After my DC2 was born I allowed myself to be emotionally blackmailed into having my mother to stay (partly because my father was so insistent that she wanted to help and would be heartbroken if not allowed to, partly because of that mantra well meaning clueless people chant about accepting any and all help offered with a toddler and a newborn). She marched in, took the baby, sat in my breastfeeding chair, and remained parked there clutching him and telling me (immediately post C section) to get on with cleaning while I had her there "to hold the baby". She complained about our meal times (too early for her, suited the toddler and DH's work day but that was met with a condescending grimence and patronising comments about adults who are early) complained about the meals I cooked ( easy one pot meals the toddler liked and I could prepare as and when and stick in the oven were too heavy, she'd prefer "a few bits" I.e. an extensive buffet of shop bought coleslaw, potato salad, sausage rolls, cheese's, different breads, green salads, grapes, chopped crudités and dips, etc etc but wasn't willing to drive to the shops to buy all that stuff) and didn't so much as put her own cups in the dishwasher as she felt (despite being frequently assured to the contrary) we'd have our own way of packing it. She didn't so much as boil the kettle. She handed me her dirty underwear to "just throw in with yours" she spent hours in the one bathroom, and complained about the lack of mirrors in her room and thought DH might pop out and buy one and hang it for her - she also wanted me to drive her shopping as neither of the jackets she'd packed were quite right for the weather. The only "chore" she did was once in two weeks to have DC1 in her room first thing (I thought maybe if I asked her to do something I'd resent her less - DC1 was an early riser and my mother wasn't getting up until 9am, then spending an hour in the bathroom, then coming down to take the newborn off me and order her breakfast
- predictably DD made a mess with toys as she played while mother dozed for a couple of hours, so later in the day after much bemoaning of the mess my mother shovelled the toys randomly back into all the wrong places (seriously pieces of jigsaw chucked in with the Lego and other pieces of the same jigsaw in with the cars, pens without their caps chucked in with the toy kitchen stuff type "tidying") then spent the rest of her visit telling all and sundry how we'd never have coped without her to tidy up after us 
After two weeks we had a fight when I told her that I didn't have a second baby because I specifically didn't' want one and wanted time to clean and wait on people, and that holding my newborn all day and refusing to give him back except when I insisted wasn't helping me at all. She cried and laid on guilt trips about wanting to bond ... She then went home and told everyone how helpful she'd been and how I'd said I didn't know how I'd cope when she left. Seriously she was more work and less help than a couple of extra toddlers!

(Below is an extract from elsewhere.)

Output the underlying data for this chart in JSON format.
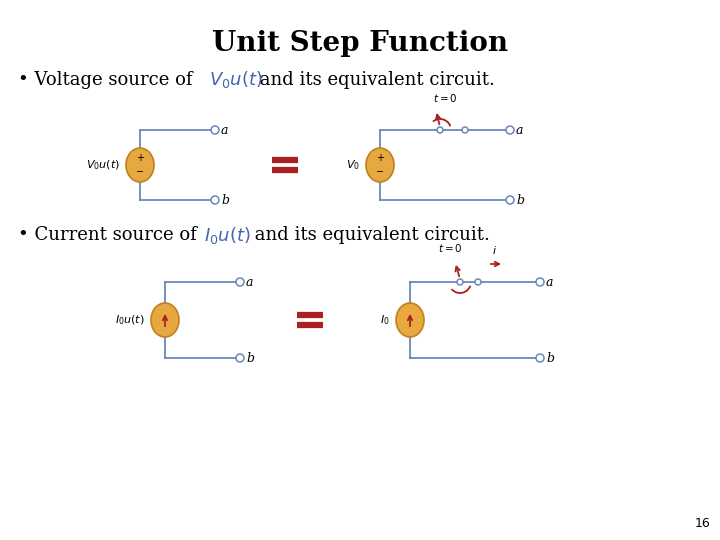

After hearing all about that a friend (who had stayed with us previously alone with her toddlers for almost a month without problems) came to stay after the birth of DC3, and told me on arrival that I could "get on in peace" as her 3 and 5 year olds were there to hold the baby... I assumed she was joking as she hadn't let either of hers out of her arms / sling as babies, but oh no - within a day she was complaining that the kids had been looking forward to looking after DC3 and she'd told them I'd be "relaxed" about handing him over so I could "get on" because he was my third, and mothers of 3 are always grateful to have someone to take the baby (a frigging preschool child apparently! I had preschool children of my own, had a wanted a 3 or 5 year old baby sitter to hold my newborn without close supervision - which strangely I did not!)
People are very strange when newborns are around - not just mothers!
My favourite guests left presents on the doorstep the day they knew we were coming home - I emulate that tbh.
In laws visited in hospital briefly (15 minutes) then invited us to theirs when we were ready - also works. They didn't meet DD til she was 5 months old due to living in different countries when she was born but have a closer bond with her now she's a preteen than any of my family who met her as a newborn.